Der Tod ist in unserer Gesellschaft ein Tabuthema. Mit allen Mitteln sträuben wir uns dagegen, die einzige Gewissheit anzunehmen, die wir in unserem Leben haben: Wir werden sterben. Ganz sicher. Anstatt dem Tod wie einem deplatzierten Besuch, auf den man gerne verzichtet, die Tür vor der Nase zuzuknallen, könnten wir ihn uns ein wenig genauer ansehen. Dann erkennen wir, dass Leben und Tod sich nicht gegenseitig ausschließen. Der Tod gehört zum Leben wie die Geburt. Ohne ihn kann das Leben sich nicht entfalten.
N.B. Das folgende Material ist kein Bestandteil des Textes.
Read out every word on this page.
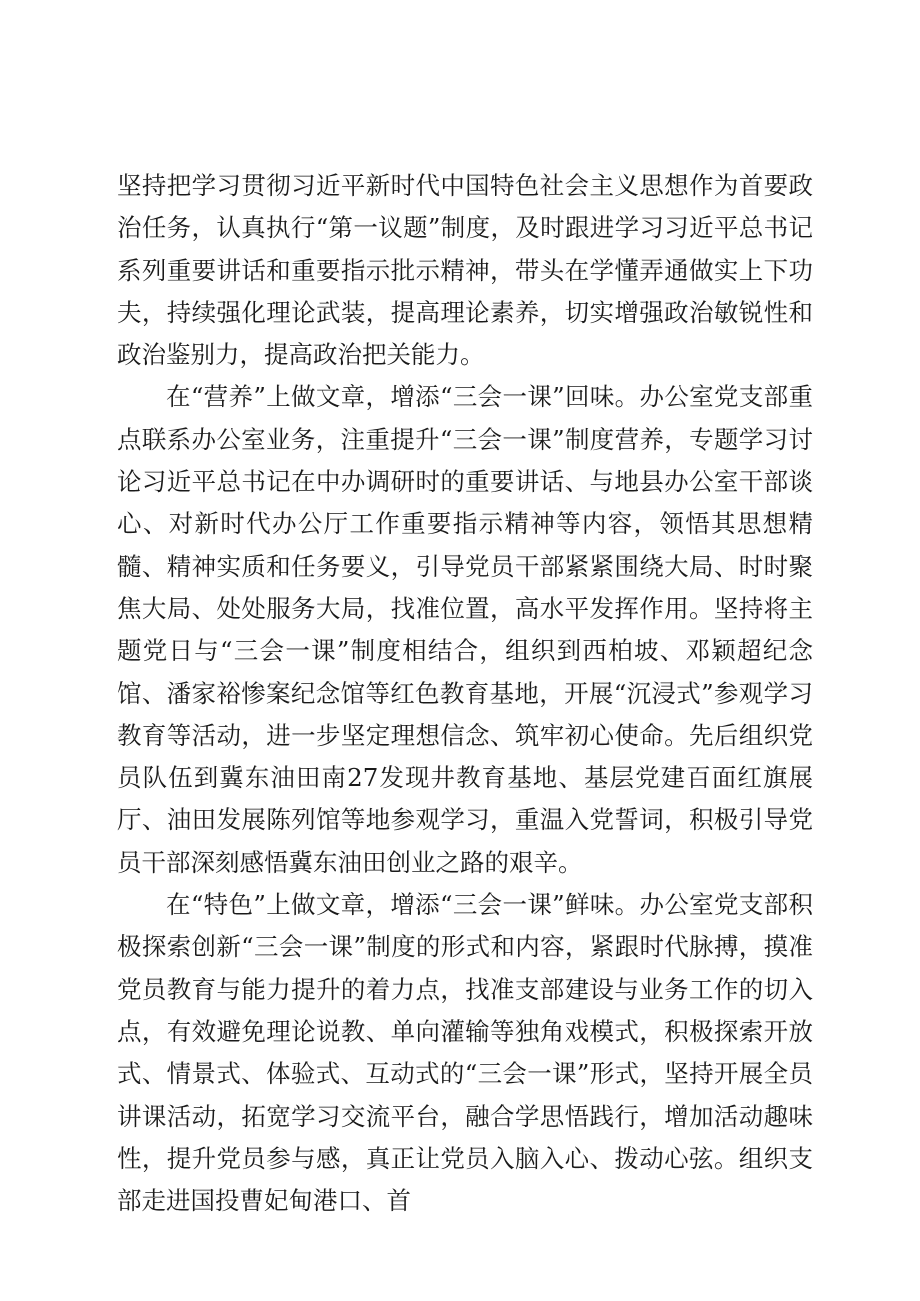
坚持把学习贯彻习近平新时代中国特色社会主义思想作为首要政治任务，认真执行“第一议题”制度，及时跟进学习习近平总书记系列重要讲话和重要指示批示精神，带头在学懂弄通做实上下功夫，持续强化理论武装，提高理论素养，切实增强政治敏锐性和政治鉴别力，提高政治把关能力。

在“营养”上做文章，增添“三会一课”回味。办公室党支部重点联系办公室业务，注重提升“三会一课”制度营养，专题学习讨论习近平总书记在中办调研时的重要讲话、与地县办公室干部谈心、对新时代办公厅工作重要指示精神等内容，领悟其思想精髓、精神实质和任务要义，引导党员干部紧紧围绕大局、时时聚焦大局、处处服务大局，找准位置，高水平发挥作用。坚持将主题党日与“三会一课”制度相结合，组织到西柏坡、邓颖超纪念馆、潘家裕惨案纪念馆等红色教育基地，开展“沉浸式”参观学习教育等活动，进一步坚定理想信念、筑牢初心使命。先后组织党员队伍到冀东油田南27发现井教育基地、基层党建百面红旗展厅、油田发展陈列馆等地参观学习，重温入党誓词，积极引导党员干部深刻感悟冀东油田创业之路的艰辛。

在“特色”上做文章，增添“三会一课”鲜味。办公室党支部积极探索创新“三会一课”制度的形式和内容，紧跟时代脉搏，摸准党员教育与能力提升的着力点，找准支部建设与业务工作的切入点，有效避免理论说教、单向灌输等独角戏模式，积极探索开放式、情景式、体验式、互动式的“三会一课”形式，坚持开展全员讲课活动，拓宽学习交流平台，融合学思悟践行，增加活动趣味性，提升党员参与感，真正让党员入脑入心、拨动心弦。组织支部走进国投曹妃甸港口、首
Leben ist Bewegung und unser Universum besteht vor allem aus Leere. Es gibt nichts Festes, an dem wir uns festhalten können. Alles verändert sich ständig. Die Veränderung ist die einzige Konstante in unserem Leben. Nichts ist uns sicher. Wir haben nur eine einzige Gewissheit: Es wird eines Tages vorbei sein mit uns. Wir werden sterben. Ganz bestimmt. Darauf können wir uns hundertprozentig verlassen. Nichts kann uns davor bewahren, auch wenn wir noch so viele Vorrichtungen erfinden, die uns in der Illusion wiegen, wir könnten dem entkommen.
Wir können Türme, Mauern und Bunker bauen, soviel wir wollen. Wir können Bankkonten füllen, Versicherungen abschließen, Kinder bekommen, Symphonien komponieren und Imperien gründen. Wir können Organe züchten und defekte Körperteile beliebig austauschen, wir können uns Sensoren und Schrittmacher einpflanzen und uns in der Hoffnung einfrieren lassen, dass man bei unserem Auftauen das Rezept für das ewige Leben gefunden hat.
Doch auch dann wird es uns irgendwann an den Kragen gehen. Wir können den Tod nicht töten. Er wird uns mit in die Wiege gelegt.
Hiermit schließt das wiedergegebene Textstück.